Caso as descobertas sejam ignoradas e a investigação abandonada, procedimentos legais podem ser realizados na Finlândia, Austrália, Espanha ou em quaisquer outros países que tenham adotado jurisdição para permitir que os promotores realizem julgamentos por crimes cometidos fora de seus países.

O Conselho de Segurança da ONU pode criar um julgamento ou levar o caso ao Tribunal Penal Internacional (TPI). O tribunal internacional iniciou no passado investigações sobre os assassinatos do líder libanês Rafik Hariri e da icônica líder feminina paquistanesa Benazir Bhutto.

Erdogan nos acerta em busca de silêncio sobre o assassinato de Khashoggi

O presidente turco, Erdogan, criticou novamente os EUA por seu silêncio sobre o assassinato de Khashoggi, especialmente dada a estreita aliança entre Washington e Riad.

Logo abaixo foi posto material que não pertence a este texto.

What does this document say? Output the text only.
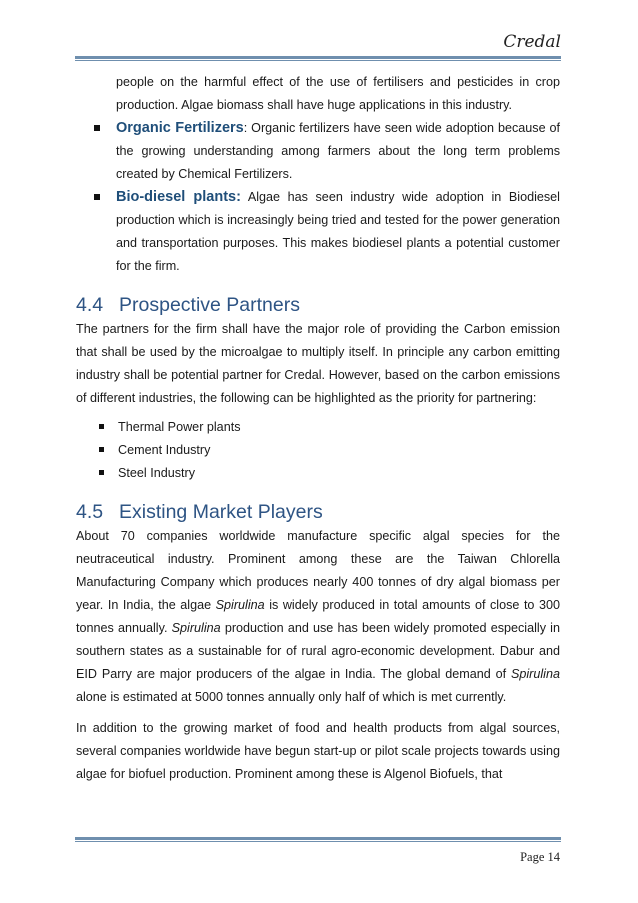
Credal
people on the harmful effect of the use of fertilisers and pesticides in crop production. Algae biomass shall have huge applications in this industry.
Organic Fertilizers: Organic fertilizers have seen wide adoption because of the growing understanding among farmers about the long term problems created by Chemical Fertilizers.
Bio-diesel plants: Algae has seen industry wide adoption in Biodiesel production which is increasingly being tried and tested for the power generation and transportation purposes. This makes biodiesel plants a potential customer for the firm.
4.4 Prospective Partners
The partners for the firm shall have the major role of providing the Carbon emission that shall be used by the microalgae to multiply itself. In principle any carbon emitting industry shall be potential partner for Credal. However, based on the carbon emissions of different industries, the following can be highlighted as the priority for partnering:
Thermal Power plants
Cement Industry
Steel Industry
4.5 Existing Market Players
About 70 companies worldwide manufacture specific algal species for the neutraceutical industry. Prominent among these are the Taiwan Chlorella Manufacturing Company which produces nearly 400 tonnes of dry algal biomass per year. In India, the algae Spirulina is widely produced in total amounts of close to 300 tonnes annually. Spirulina production and use has been widely promoted especially in southern states as a sustainable for of rural agro-economic development. Dabur and EID Parry are major producers of the algae in India. The global demand of Spirulina alone is estimated at 5000 tonnes annually only half of which is met currently.
In addition to the growing market of food and health products from algal sources, several companies worldwide have begun start-up or pilot scale projects towards using algae for biofuel production. Prominent among these is Algenol Biofuels, that
Page 14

“Não consigo entender o silêncio da América… queremos que tudo seja esclarecido porque há uma atrocidade, há um assassinato. O assassinato de Khashoggi não é comum, ” Erdogan disse à emissora estatal de televisão TRT.

Erdogan disse que recebeu informações de que pelo menos alguns dos membros do 22 do ataque de Khashoggi podem ter morrido em "acidentes de trânsito" possivelmente planejados pela Arábia Saudita para encobrir o assassinato.

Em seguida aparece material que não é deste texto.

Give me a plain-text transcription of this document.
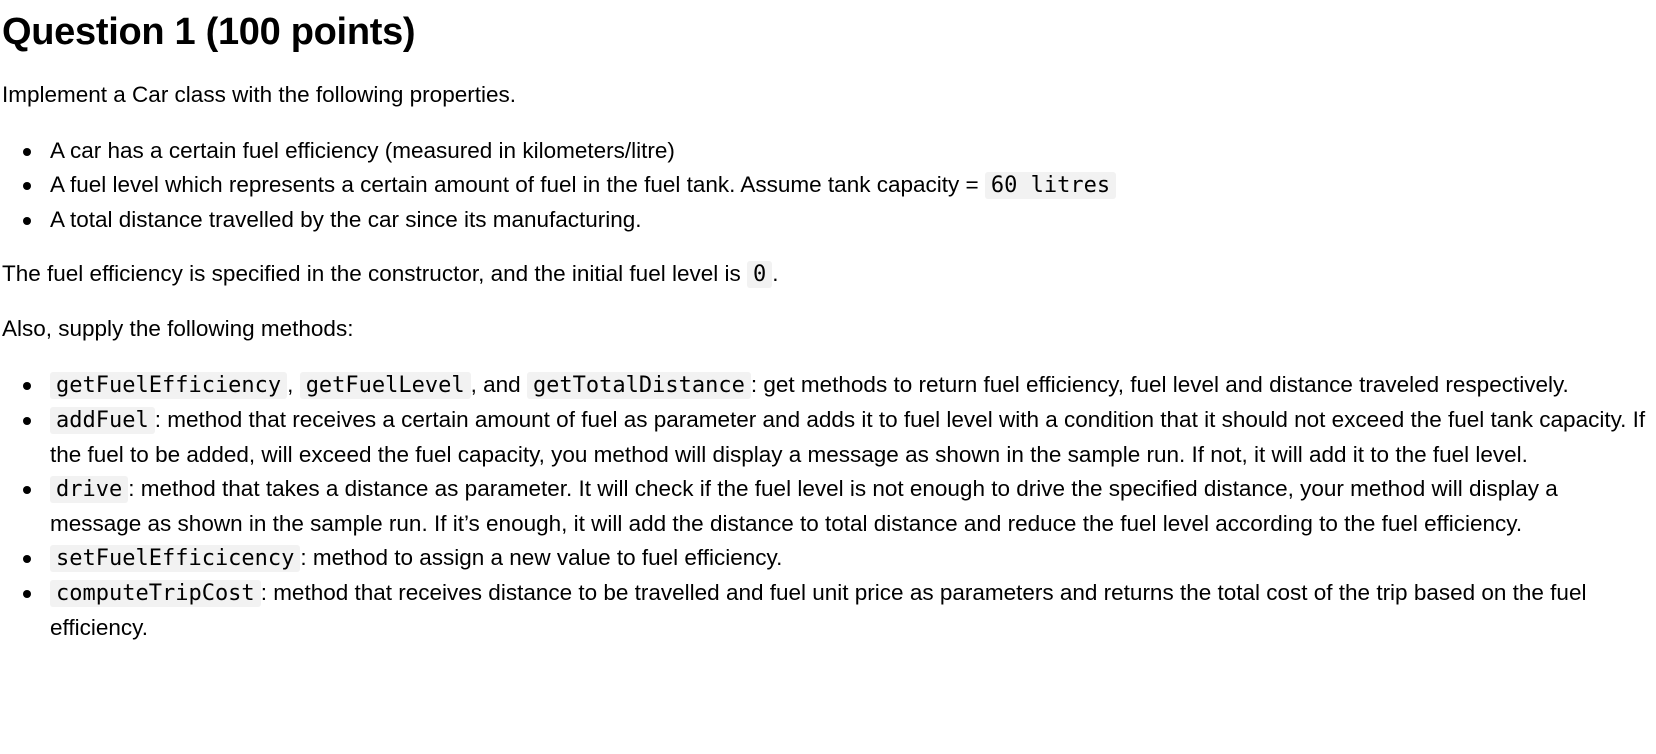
Question 1 (100 points)

Implement a Car class with the following properties.

A car has a certain fuel efficiency (measured in kilometers/litre)
A fuel level which represents a certain amount of fuel in the fuel tank. Assume tank capacity = 60 litres
A total distance travelled by the car since its manufacturing.

The fuel efficiency is specified in the constructor, and the initial fuel level is 0 .

Also, supply the following methods:

getFuelEfficiency , getFuelLevel , and getTotalDistance : get methods to return fuel efficiency, fuel level and distance traveled respectively.
addFuel : method that receives a certain amount of fuel as parameter and adds it to fuel level with a condition that it should not exceed the fuel tank capacity. If the fuel to be added, will exceed the fuel capacity, you method will display a message as shown in the sample run. If not, it will add it to the fuel level.
drive : method that takes a distance as parameter. It will check if the fuel level is not enough to drive the specified distance, your method will display a message as shown in the sample run. If it’s enough, it will add the distance to total distance and reduce the fuel level according to the fuel efficiency.
setFuelEfficicency : method to assign a new value to fuel efficiency.
computeTripCost : method that receives distance to be travelled and fuel unit price as parameters and returns the total cost of the trip based on the fuel efficiency.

“Eles [Arábia Saudita] dizem que as pessoas 22 estão detidas, mas de acordo com nossas informações, algumas delas podem não estar vivas. Eles podem ter sido vítimas de 'acidentes de trânsito' porque o sistema está funcionando de maneira muito estranha ” Erdogan declarou.

Onze suspeitos se levantaram no final de dezembro passado na Arábia Saudita para o assassinato de Kashoggi. No início deste mês, um promotor disse que está buscando uma sentença de morte para cinco deles.

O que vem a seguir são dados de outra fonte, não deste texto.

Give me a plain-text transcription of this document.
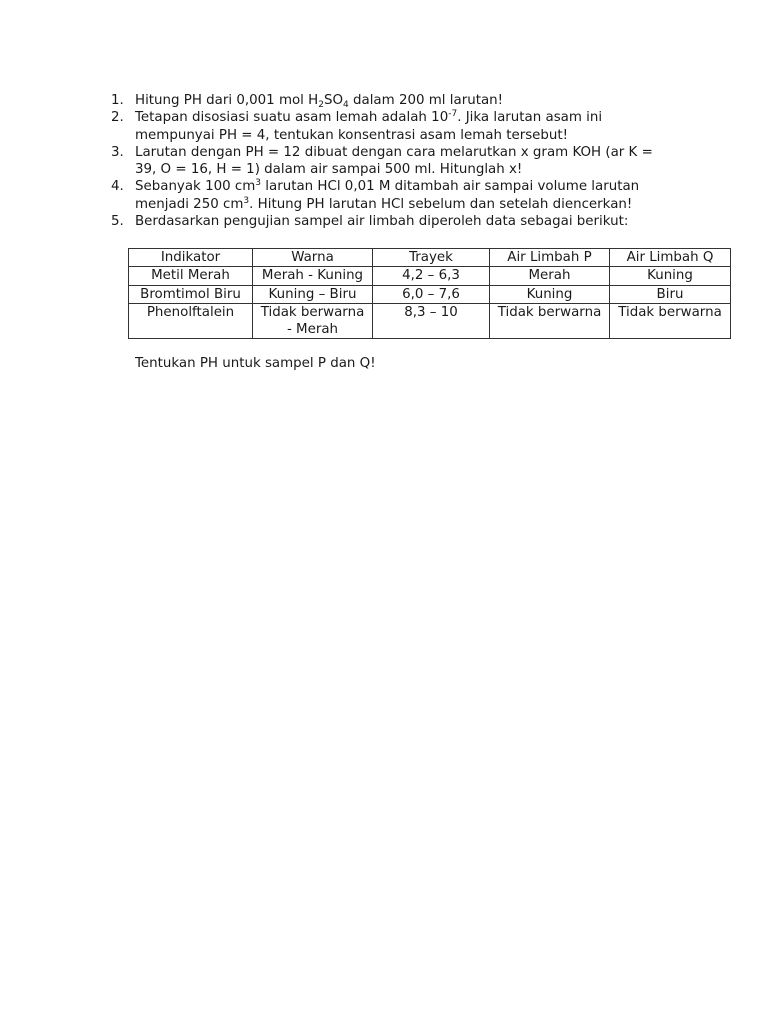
1. Hitung PH dari 0,001 mol $H_2SO_4$ dalam 200 ml larutan!
2. Tetapan disosiasi suatu asam lemah adalah $10^{-7}$. Jika larutan asam ini mempunyai PH = 4, tentukan konsentrasi asam lemah tersebut!
3. Larutan dengan PH = 12 dibuat dengan cara melarutkan x gram KOH (ar K = 39, O = 16, H = 1) dalam air sampai 500 ml. Hitunglah x!
4. Sebanyak 100 $cm^3$ larutan HCl 0,01 M ditambah air sampai volume larutan menjadi 250 $cm^3$. Hitung PH larutan HCl sebelum dan setelah diencerkan!
5. Berdasarkan pengujian sampel air limbah diperoleh data sebagai berikut:
Indikator	Warna	Trayek	Air Limbah P	Air Limbah Q
Metil Merah	Merah - Kuning	4,2 – 6,3	Merah	Kuning
Bromtimol Biru	Kuning – Biru	6,0 – 7,6	Kuning	Biru
Phenolftalein	Tidak berwarna - Merah	8,3 – 10	Tidak berwarna	Tidak berwarna

Tentukan PH untuk sampel P dan Q!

Apoie notícias independentes, receba nossa newsletter três vezes por semana.

Tags:
Yasmeen Rasidi

Yasmeen é um escritor e graduado em ciências políticas pela Universidade Nacional de Jacarta. Ela cobre uma variedade de tópicos para a Citizen Truth, incluindo a região da Ásia e do Pacífico, conflitos internacionais e questões de liberdade de imprensa. Yasmeen já havia trabalhado para a Xinhua Indonesia e GeoStrategist anteriormente. Ela escreve de Jacarta, na Indonésia.

    1

Você pode gostar também

Deixe um comentário

Seu endereço de email não será publicado. Campos obrigatórios são marcados *

Este site usa o Akismet para reduzir o spam. Saiba como seus dados de comentário são processados.